Agent IDs for Singapore

I came into the ERA not knowing what to expect. It was my first AI Safety research fellowship; it was a bit surreal to have gotten in, given that these things seemed so far away even just 5 months ago.

The vibe at ERA was professional in a way I hadn't quite been around before. There weren't many other undergrads, which was cool because people were coming in with previous experience in managing their own projects. I certainly felt like a lost little nomad in the space.

I was fresh off organizing OASIS. This was a 3-day conference in Constellation, an AI Safety building in Berkeley, for other AI Safety university group organizers. What stuck with me in this process was the feeling of seeing something coming to fruition. It was wonderful and joyous to see an impact manifest right there, and feeling the sense of shared camaraderie and empowerment was something that made me happy. I wanted to elicit a similar human angle to research, if space allowed.

So I entered ERA with this naive and vague direction of wanting field-building to be the backdrop to the research. I wanted to build something that could reach people. And I wanted to avoid writing a research paper that no one would actually read. One salient way of seeing this through seemed to be taking something existing and turning it into something people could interact with in a sense that was deeper than just reading words.

Something that I found was an Agent ID project. The premise was to create a standardized identity protocol for Agents before we let them run around on the web. How could we know if they were safe? How could the site know? We wanted to treat agent IDs as a set of identifiers and metadata that AI agents should include in their interactions with other entities.

However, as I started with the project, I was met with a bunch of hobble jobble. This was research that was previously done, but I couldn't make sense of it yet

First off, this was complex. To reorient, think about the impact of the Agent ID I tried creating this restructured diagram. Hopefully, it was able to communicate the point of an Agent ID

To this end, the first thing I did was create a clickable planning tool for myself. This was a supply chain that was hard to hold in my head. But after the process and end goal were established, it made sense to try building an intuition for why this project even mattered in the first place.

But after sharing this with Sam (my project mentor, who has carried more of this project than I have and is the reason any of the good design instincts are where they are), he reframed it as a transition step between a static diagram and a proof of concept.
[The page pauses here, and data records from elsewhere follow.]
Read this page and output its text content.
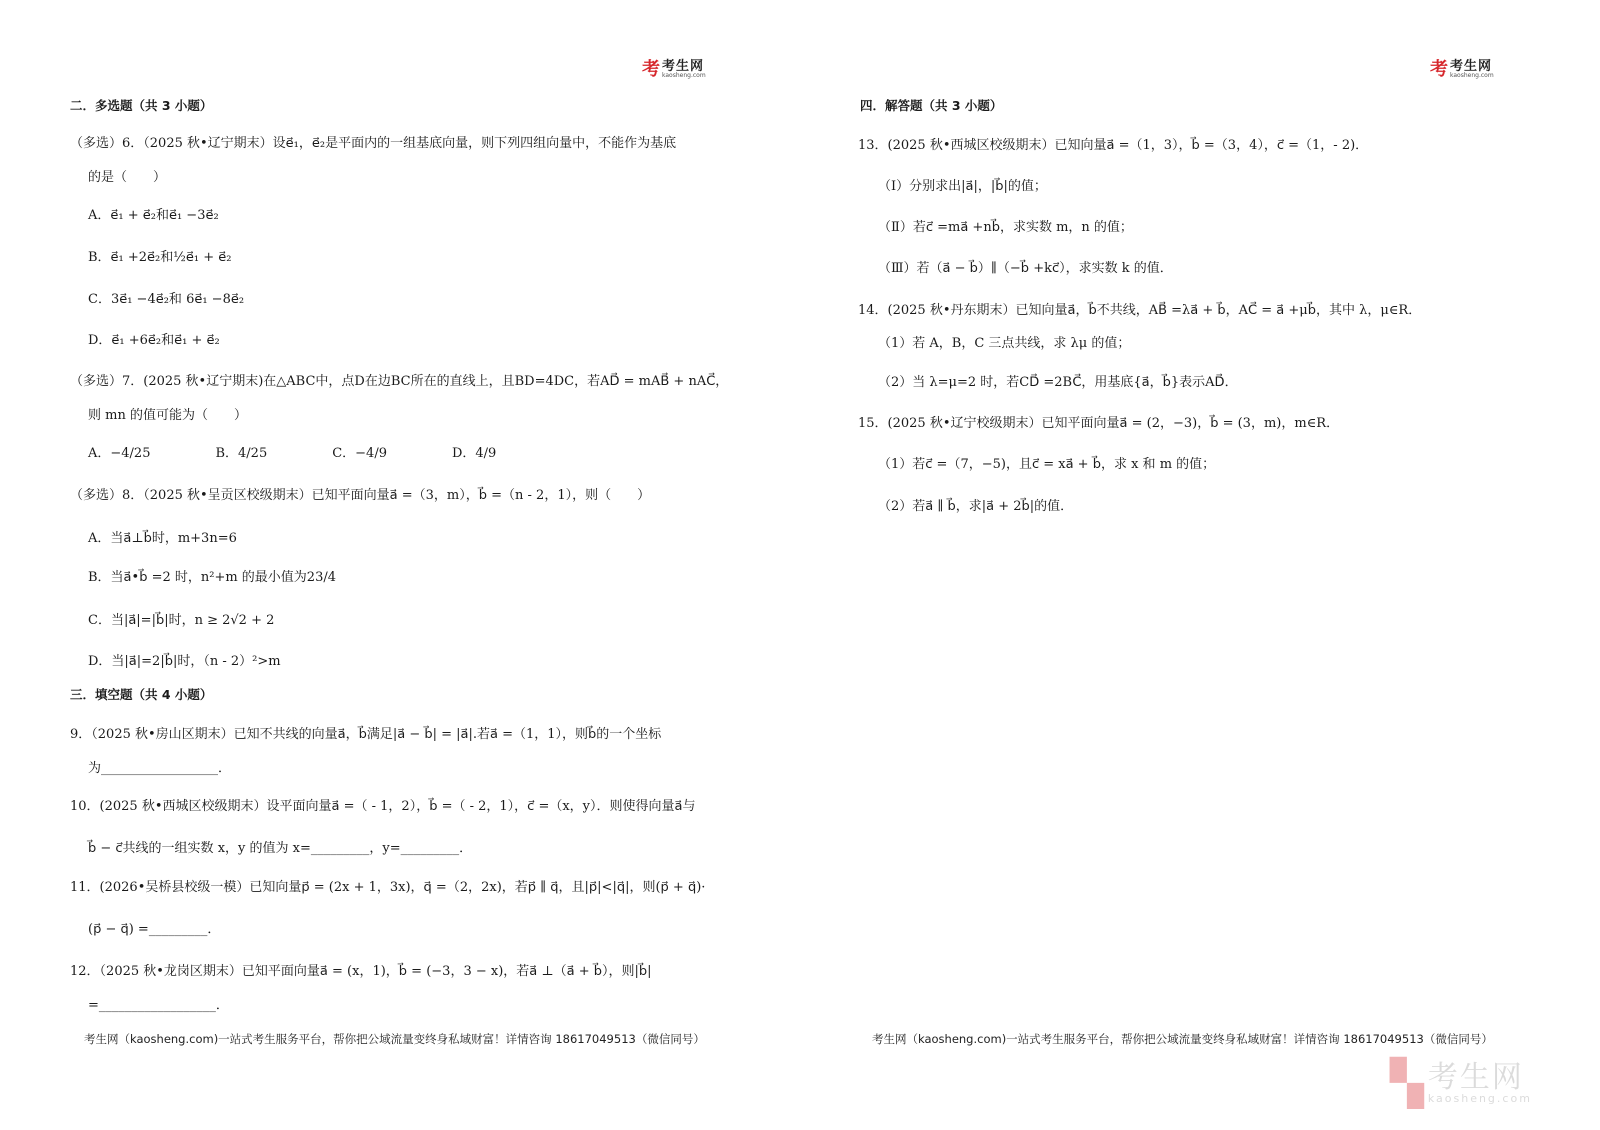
考 考生网
kaosheng.com	考 考生网
kaosheng.com
二．多选题（共 3 小题）
（多选）6．（2025 秋•辽宁期末）设e⃗₁，e⃗₂是平面内的一组基底向量，则下列四组向量中，不能作为基底
的是（　　）
A．e⃗₁ + e⃗₂和e⃗₁ −3e⃗₂
B．e⃗₁ +2e⃗₂和½e⃗₁ + e⃗₂
C．3e⃗₁ −4e⃗₂和 6e⃗₁ −8e⃗₂
D．e⃗₁ +6e⃗₂和e⃗₁ + e⃗₂
（多选）7．(2025 秋•辽宁期末)在△ABC中，点D在边BC所在的直线上，且BD=4DC，若AD⃗ = mAB⃗ + nAC⃗，
则 mn 的值可能为（　　）
A．−4/25　　　　　B．4/25　　　　　C．−4/9　　　　　D．4/9
（多选）8．（2025 秋•呈贡区校级期末）已知平面向量a⃗ =（3，m），b⃗ =（n - 2，1），则（　　）
A．当a⃗⊥b⃗时，m+3n=6
B．当a⃗•b⃗ =2 时，n²+m 的最小值为23/4
C．当|a⃗|=|b⃗|时，n ≥ 2√2 + 2
D．当|a⃗|=2|b⃗|时，（n - 2）²>m
三．填空题（共 4 小题）
9．（2025 秋•房山区期末）已知不共线的向量a⃗，b⃗满足|a⃗ − b⃗| = |a⃗|.若a⃗ =（1，1），则b⃗的一个坐标
为__________________．
10．(2025 秋•西城区校级期末）设平面向量a⃗ =（ - 1，2），b⃗ =（ - 2，1），c⃗ =（x，y）．则使得向量a⃗与
b⃗ − c⃗共线的一组实数 x，y 的值为 x=_________，y=_________．
11．(2026•吴桥县校级一模）已知向量p⃗ = (2x + 1，3x)，q⃗ =（2，2x)，若p⃗ ∥ q⃗，且|p⃗|<|q⃗|，则(p⃗ + q⃗)·
(p⃗ − q⃗) =_________．
12．（2025 秋•龙岗区期末）已知平面向量a⃗ = (x，1)，b⃗ = (−3，3 − x)，若a⃗ ⊥（a⃗ + b⃗），则|b⃗|
=__________________．
四．解答题（共 3 小题）
13．(2025 秋•西城区校级期末）已知向量a⃗ =（1，3），b⃗ =（3，4），c⃗ =（1，- 2)．
（Ⅰ）分别求出|a⃗|，|b⃗|的值；
（Ⅱ）若c⃗ =ma⃗ +nb⃗，求实数 m，n 的值；
（Ⅲ）若（a⃗ − b⃗）∥（−b⃗ +kc⃗），求实数 k 的值．
14．(2025 秋•丹东期末）已知向量a⃗，b⃗不共线，AB⃗ =λa⃗ + b⃗，AC⃗ = a⃗ +μb⃗，其中 λ，μ∈R．
（1）若 A，B，C 三点共线，求 λμ 的值；
（2）当 λ=μ=2 时，若CD⃗ =2BC⃗，用基底{a⃗，b⃗}表示AD⃗．
15．(2025 秋•辽宁校级期末）已知平面向量a⃗ = (2，−3)，b⃗ = (3，m)，m∈R．
（1）若c⃗ =（7，−5)，且c⃗ = xa⃗ + b⃗，求 x 和 m 的值；
（2）若a⃗ ∥ b⃗，求|a⃗ + 2b⃗|的值．
考生网（kaosheng.com)一站式考生服务平台，帮你把公域流量变终身私域财富！详情咨询 18617049513（微信同号）	考生网（kaosheng.com)一站式考生服务平台，帮你把公域流量变终身私域财富！详情咨询 18617049513（微信同号）
▚ 考生网
kaosheng.com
After this, we tried to understand if other people trying to wrap their heads around the project could be in a similar position. In some ways, my understanding could be a representative sample of how Singapore AISI might approach this. They were also smart, had a lot of context, but perhaps had not built their intuition for Agent IDs from first principles yet, because it was hard to get them to understand.

So, we re-evaluated the nature of the project and figured we'd spend the project on building something that would make the case for why the credential mattered in the first place.

First, we thought that less information in an Agent ID could make incident response harder, but in a gradual, calming way. As we build the prototype, we found that certain missing sections could make trust VERY hard. If the deployer didn't sign the ID, it'd be easy to detect the response, but it'd still be hard to find out who was accountable.

As we internalized this concept, we also came to internalize that the agent ID instance was a carrier, not an author. It was something that held a place for the provider to sign for the model and for its own claims, while a certifier signs for safety, or a deployer signs for deployment. This helped us to reframe what an agent could and cannot "prove."

Now that we've built our own intuition of what role each contributor in the agent ID had, we wanted to think from the stakeholders' perspective. Would they care more about what the credential contained or what the service lost when a given section of ID was removed?